Here in the United States we for a long time had substantial equality of opportunity, at least for those who enjoyed any opportunity at all — no one is denying that the system was substantially less than what it claimed, but it did work for those it worked for. What we discovered was a curious thing, by ancient standards: the children of successful people are remarkably unlikely to be themselves successful, the grandchildren of successful people essentially revert to the mean, and even successful people do not, as a rule, remain successful for their entire lifetime. Forbes magazine maintains an annual list of the world’s richest people, and the amazing thing about it is how few Americans on any given year’s list come as high the next time, and how many drop of altogether, replaced by new ones, every year. It is also remarkable how few children and grandchildren of the very rich appear on the list once their parents pass.

This is a direct contradiction of the notion of a hereditary aristocracy, and confirms what the Founders believed: the children of the aristocracy are unlikely to be any better than those of the hoi polloi, and are frequently worse. Fortunes are temporary, lasting at most a single lifetime, except for a few extraordinary cases. Human genetics are too complex, varied, and randomly-distributed for the concept of “breeding” as applied to animals to work.

That being the case, the children of the rich (and, often enough, the rich themselves) are available to be exploited. In an industrial economy, it is necessary to gather the wherewithal — the capital — in order to build the means of production. It is further noticed that the vast majority of new enterprises do not succeed, because the product of the enterprise is not something people want or need, or because the enterprise itself is badly managed. Much of the wealth devoted to capital is wasted.

The children of the rich, having wealth at their disposal, are ready-made suckers for attempts at capital formation. They are easy to find, for the most part they are easy to bamboozle, and it isn’t necessary to flimflam as many of them to get the necessary as it would be if wealth were more evenly distributed[3]. Most such “investments” fail, leaving them less rich; the ones which succeed simply provide further pools of nascent capital for later con artists to extract.

Inheritors also tend strongly to be driven by fad, and thus serve as “first adopters” of most new technologies — the new product is ridiculously expensive because the production facilities are not yet fully developed, so only the rich can afford it until the managers of the capital assets “ramp up” to economies of scale; the rich provide early returns and feedback to let the managers know which products are wanted and which are not. Henry Ford would never have developed the production line if rich people had not spent two decades impoverishing themselves to validate the concept of the automobile.

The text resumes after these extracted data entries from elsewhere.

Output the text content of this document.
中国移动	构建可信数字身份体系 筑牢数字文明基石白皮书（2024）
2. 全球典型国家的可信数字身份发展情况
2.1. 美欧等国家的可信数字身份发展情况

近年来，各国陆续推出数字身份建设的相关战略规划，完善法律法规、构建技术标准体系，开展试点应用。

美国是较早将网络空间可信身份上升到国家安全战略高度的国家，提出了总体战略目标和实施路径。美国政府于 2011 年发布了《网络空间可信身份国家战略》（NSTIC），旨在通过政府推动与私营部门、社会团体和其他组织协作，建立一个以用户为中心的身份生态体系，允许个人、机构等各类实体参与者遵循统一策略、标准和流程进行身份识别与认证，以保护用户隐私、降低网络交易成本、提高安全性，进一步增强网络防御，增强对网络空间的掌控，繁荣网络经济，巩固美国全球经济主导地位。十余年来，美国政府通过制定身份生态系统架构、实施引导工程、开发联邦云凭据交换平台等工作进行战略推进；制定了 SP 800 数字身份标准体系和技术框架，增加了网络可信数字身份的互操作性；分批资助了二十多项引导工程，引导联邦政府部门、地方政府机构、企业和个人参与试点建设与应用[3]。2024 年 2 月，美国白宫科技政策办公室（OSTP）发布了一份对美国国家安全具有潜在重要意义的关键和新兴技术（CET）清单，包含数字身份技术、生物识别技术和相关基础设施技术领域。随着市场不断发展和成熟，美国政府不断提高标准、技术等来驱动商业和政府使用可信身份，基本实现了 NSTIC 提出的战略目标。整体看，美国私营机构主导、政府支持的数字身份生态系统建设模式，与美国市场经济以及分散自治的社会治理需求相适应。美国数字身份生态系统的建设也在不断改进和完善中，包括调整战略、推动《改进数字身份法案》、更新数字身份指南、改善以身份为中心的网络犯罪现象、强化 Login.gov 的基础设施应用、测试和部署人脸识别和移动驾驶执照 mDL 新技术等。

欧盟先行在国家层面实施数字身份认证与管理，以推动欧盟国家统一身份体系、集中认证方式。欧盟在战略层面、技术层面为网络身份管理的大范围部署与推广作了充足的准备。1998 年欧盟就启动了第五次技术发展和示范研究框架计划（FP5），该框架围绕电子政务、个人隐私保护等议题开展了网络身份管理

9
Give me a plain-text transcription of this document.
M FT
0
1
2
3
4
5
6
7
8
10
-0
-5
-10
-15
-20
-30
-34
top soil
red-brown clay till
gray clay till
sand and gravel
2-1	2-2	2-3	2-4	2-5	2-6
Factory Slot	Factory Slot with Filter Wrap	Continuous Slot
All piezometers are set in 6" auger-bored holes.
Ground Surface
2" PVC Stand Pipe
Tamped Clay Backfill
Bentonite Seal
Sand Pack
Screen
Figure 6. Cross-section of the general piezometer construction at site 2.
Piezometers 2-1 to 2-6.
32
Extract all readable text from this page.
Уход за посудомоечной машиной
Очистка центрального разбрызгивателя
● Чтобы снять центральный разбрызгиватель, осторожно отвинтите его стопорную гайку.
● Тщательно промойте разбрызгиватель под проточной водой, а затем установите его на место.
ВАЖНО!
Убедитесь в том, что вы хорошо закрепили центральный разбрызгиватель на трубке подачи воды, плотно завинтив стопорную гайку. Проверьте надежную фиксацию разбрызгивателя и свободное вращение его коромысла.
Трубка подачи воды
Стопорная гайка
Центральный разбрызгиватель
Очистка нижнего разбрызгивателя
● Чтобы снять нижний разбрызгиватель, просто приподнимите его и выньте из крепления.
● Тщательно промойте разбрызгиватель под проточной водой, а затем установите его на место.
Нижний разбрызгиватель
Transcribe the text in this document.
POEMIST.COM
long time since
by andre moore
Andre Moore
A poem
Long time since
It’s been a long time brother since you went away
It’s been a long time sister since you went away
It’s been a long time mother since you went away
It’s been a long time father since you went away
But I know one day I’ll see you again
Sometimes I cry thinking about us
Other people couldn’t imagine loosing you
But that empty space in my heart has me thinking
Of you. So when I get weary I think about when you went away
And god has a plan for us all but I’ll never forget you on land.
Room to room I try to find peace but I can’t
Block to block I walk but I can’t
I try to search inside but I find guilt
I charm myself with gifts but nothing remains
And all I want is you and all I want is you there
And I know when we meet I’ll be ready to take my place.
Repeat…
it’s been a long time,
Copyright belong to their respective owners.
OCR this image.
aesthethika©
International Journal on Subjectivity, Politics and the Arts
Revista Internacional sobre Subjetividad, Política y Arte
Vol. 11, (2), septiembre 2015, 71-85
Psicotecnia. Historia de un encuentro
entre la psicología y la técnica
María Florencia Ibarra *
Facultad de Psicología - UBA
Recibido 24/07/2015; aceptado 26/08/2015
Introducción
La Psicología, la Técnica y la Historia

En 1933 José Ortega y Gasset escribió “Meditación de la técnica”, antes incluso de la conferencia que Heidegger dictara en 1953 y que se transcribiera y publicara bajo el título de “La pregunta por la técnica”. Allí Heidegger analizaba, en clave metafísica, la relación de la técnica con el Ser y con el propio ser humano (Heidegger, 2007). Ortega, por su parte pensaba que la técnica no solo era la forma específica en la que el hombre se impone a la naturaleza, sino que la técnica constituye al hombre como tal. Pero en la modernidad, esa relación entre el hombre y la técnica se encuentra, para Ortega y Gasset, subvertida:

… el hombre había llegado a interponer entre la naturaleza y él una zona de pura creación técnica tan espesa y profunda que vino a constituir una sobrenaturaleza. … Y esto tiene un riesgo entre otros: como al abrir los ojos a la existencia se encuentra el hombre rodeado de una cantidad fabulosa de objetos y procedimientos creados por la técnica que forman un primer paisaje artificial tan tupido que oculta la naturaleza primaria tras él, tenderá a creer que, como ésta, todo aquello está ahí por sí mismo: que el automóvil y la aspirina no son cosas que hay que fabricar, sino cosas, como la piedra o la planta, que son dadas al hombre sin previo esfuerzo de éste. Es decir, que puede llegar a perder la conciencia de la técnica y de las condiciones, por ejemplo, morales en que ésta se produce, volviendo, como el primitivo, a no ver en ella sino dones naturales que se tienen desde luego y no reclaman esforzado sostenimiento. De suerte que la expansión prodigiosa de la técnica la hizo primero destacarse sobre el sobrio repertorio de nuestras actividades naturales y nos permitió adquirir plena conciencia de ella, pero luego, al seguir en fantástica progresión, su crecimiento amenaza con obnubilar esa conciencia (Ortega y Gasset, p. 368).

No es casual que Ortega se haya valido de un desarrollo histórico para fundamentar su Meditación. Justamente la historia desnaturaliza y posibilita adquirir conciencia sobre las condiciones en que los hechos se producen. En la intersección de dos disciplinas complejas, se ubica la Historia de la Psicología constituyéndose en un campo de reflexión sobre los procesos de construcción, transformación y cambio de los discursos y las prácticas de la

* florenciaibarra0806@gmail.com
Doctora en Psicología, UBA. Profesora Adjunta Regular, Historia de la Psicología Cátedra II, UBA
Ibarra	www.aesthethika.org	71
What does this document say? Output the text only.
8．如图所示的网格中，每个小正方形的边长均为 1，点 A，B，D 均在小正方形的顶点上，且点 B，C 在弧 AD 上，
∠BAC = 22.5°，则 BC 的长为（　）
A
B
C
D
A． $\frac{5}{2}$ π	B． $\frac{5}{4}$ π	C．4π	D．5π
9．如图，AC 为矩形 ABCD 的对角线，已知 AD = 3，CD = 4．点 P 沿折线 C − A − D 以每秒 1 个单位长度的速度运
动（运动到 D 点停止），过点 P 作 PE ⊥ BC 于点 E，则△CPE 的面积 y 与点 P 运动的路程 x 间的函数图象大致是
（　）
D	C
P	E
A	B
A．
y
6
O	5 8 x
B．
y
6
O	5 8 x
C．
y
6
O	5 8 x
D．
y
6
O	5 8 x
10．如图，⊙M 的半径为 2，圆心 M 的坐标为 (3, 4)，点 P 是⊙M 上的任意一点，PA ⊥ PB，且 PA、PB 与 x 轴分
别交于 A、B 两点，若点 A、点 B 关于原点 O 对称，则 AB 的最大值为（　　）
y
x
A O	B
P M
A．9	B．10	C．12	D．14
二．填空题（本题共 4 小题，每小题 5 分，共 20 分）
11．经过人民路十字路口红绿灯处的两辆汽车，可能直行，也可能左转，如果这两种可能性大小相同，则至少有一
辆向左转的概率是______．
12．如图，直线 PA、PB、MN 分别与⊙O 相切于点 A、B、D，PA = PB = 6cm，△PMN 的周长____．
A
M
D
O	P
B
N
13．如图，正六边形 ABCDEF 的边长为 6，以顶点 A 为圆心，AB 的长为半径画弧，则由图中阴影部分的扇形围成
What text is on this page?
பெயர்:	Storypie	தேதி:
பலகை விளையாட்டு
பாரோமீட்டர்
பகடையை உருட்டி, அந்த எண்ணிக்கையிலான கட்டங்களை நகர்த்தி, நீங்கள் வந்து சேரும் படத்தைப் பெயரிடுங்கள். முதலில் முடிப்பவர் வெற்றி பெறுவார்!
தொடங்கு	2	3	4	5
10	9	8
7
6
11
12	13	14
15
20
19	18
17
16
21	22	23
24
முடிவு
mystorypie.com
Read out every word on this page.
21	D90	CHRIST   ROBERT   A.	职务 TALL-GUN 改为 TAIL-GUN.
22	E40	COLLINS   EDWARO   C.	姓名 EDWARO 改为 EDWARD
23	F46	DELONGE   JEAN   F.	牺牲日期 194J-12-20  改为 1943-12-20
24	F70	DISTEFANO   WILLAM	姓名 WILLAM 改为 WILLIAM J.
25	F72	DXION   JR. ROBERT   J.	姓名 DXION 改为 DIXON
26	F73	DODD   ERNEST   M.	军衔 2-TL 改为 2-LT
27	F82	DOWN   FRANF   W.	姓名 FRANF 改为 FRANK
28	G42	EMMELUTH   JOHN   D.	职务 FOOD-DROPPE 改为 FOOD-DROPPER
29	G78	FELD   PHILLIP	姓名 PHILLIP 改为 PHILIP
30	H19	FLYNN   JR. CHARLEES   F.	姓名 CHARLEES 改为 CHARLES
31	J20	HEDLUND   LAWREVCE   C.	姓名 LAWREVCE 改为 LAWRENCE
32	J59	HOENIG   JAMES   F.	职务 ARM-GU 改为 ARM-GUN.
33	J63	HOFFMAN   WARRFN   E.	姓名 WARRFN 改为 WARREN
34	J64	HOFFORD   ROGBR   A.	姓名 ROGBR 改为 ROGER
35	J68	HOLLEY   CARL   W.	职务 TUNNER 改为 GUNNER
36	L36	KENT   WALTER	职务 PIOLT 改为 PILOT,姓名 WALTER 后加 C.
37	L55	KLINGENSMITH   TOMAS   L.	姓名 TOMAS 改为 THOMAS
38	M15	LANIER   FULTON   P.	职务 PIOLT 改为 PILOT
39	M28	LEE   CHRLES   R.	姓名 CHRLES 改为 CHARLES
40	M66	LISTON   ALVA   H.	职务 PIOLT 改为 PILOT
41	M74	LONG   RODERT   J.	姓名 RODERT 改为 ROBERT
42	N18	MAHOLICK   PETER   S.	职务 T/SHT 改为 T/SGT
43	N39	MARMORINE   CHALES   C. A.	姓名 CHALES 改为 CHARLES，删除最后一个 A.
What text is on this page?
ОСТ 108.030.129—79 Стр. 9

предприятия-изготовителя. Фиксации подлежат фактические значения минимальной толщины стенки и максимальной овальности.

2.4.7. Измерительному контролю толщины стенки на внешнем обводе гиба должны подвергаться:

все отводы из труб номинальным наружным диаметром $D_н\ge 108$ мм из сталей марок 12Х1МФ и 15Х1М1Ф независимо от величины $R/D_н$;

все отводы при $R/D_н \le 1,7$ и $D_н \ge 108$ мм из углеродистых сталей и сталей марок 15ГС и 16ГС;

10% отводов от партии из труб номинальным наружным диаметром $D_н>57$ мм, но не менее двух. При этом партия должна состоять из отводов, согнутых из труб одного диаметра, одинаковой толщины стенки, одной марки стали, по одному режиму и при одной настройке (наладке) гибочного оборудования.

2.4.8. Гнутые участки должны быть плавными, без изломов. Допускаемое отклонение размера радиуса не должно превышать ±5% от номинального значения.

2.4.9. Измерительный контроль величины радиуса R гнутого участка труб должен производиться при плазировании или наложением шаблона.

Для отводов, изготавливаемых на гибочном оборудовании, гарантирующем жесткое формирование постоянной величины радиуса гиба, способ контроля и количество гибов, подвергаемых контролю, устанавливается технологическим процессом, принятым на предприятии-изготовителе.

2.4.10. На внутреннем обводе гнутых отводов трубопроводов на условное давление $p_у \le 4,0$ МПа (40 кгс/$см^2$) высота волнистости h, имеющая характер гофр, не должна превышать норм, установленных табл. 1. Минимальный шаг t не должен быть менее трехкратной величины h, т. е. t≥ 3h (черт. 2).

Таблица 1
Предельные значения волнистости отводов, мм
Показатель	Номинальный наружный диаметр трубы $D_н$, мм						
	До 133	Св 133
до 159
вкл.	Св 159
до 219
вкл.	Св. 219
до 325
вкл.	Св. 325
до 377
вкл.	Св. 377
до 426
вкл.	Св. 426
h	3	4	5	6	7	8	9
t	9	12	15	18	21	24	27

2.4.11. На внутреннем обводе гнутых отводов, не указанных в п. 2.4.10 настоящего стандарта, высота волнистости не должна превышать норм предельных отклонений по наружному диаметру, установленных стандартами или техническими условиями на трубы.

When given a lemon, the saying goes, make lemonade. Inequality is inevitable. The question is not how to eliminate it, because you cannot, any more than you can make lions and sheep interchangeable, and the attempt is itself damaging. Market capitalism exploits inequality to the betterment of all society.


 

[1] “Clone” is properly all the genetically identical individuals. Haldeman’s novel postulates some several billions of them.

[2] This is why we despise levellers. In order to achieve equality of result, it is necessary to deny opportunity to those who would otherwise be successful.

[3] The inevitable riposte to this is central planning. It demonstrably does not work; demonstrations fill the history books, and the reasons why are too much for a short essay.